Dec. 14, 2018 — Looking ahead to the 2020 US Senate cycle, eight states are clearly in the first tier, but there is budding action occurring in a secondary set of places, also. Today, we look at the first group of prospects.

With Republicans having to defend 22 of the 34 in-cycle seats, six are at the top of their protect list: (in alphabetical order) Arizona special, Colorado (Sen. Cory Gardner), Georgia (Sen. David Purdue), Iowa (Sen. Joni Ernst), Maine (Sen. Susan Collins), and North Carolina (Sen. Thom Tillis).

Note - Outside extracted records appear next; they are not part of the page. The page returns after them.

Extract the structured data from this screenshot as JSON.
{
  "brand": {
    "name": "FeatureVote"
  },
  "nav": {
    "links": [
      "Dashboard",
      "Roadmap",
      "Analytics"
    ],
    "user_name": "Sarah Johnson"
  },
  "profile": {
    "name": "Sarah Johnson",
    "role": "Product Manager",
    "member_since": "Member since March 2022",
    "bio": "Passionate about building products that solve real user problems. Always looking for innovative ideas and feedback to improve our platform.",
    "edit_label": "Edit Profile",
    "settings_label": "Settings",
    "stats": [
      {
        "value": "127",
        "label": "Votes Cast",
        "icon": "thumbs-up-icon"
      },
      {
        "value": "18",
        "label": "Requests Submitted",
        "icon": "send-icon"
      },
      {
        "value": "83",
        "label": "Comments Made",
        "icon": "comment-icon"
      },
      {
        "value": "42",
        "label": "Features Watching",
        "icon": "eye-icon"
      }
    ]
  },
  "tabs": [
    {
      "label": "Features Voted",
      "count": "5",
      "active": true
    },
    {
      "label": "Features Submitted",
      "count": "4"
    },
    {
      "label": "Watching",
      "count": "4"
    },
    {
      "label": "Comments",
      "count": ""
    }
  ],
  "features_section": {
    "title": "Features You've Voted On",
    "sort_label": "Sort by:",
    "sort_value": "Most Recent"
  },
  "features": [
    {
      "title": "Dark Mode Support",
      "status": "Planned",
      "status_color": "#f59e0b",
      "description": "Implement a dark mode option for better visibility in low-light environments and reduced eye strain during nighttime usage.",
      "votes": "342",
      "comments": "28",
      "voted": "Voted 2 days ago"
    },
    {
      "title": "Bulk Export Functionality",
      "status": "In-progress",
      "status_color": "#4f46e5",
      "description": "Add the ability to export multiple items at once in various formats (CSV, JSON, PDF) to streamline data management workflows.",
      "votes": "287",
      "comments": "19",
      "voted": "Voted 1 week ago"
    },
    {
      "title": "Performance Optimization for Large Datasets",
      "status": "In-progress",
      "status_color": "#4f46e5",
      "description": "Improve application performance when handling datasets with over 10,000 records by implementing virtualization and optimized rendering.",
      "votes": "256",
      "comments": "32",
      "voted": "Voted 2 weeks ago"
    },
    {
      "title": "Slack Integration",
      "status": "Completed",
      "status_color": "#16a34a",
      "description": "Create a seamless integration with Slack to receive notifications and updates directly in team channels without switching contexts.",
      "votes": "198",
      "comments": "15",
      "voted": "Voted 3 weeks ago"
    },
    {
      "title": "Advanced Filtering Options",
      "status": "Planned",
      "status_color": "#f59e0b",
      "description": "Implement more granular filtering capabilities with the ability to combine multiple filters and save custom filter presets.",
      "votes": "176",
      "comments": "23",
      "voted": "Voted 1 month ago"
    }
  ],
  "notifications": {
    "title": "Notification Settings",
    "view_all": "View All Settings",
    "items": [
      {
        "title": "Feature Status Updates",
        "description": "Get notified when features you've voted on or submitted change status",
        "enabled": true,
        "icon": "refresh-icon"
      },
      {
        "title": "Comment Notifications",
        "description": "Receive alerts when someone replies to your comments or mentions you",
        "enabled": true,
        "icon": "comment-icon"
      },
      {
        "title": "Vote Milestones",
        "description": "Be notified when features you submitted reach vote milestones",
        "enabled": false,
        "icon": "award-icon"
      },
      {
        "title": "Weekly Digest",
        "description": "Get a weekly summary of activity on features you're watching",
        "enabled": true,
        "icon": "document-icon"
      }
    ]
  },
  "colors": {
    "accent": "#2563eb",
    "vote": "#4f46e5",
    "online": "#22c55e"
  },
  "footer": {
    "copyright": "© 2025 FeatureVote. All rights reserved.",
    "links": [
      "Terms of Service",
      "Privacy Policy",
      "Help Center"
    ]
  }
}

Democrats look to be defending two top targets: Alabama (Sen. Doug Jones) and New Hampshire (Sen. Jeanne Shaheen).

But developments are occurring, or could occur, in a series of other states, some of which could become highly competitive under the right circumstances.

• KANSAS: Sen. Pat Roberts (R) faced strong competition six years ago, and whether or not he decides to seek a fifth term is unclear at this point. With Democrats just winning the governor’s campaign here, it is possible there could soon be renewed interest in challenging for what is traditionally a safe Republican seat.

• KENTUCKY: Senate Majority Leader Mitch McConnell is on the ballot again in 2020. He won his last two competitive campaigns with 56 and 53 percent of the vote in 2014 and 2008, respectively. Potential candidates likely won’t come forward until the 2019 statewide campaigns, including the governor’s race, are completed.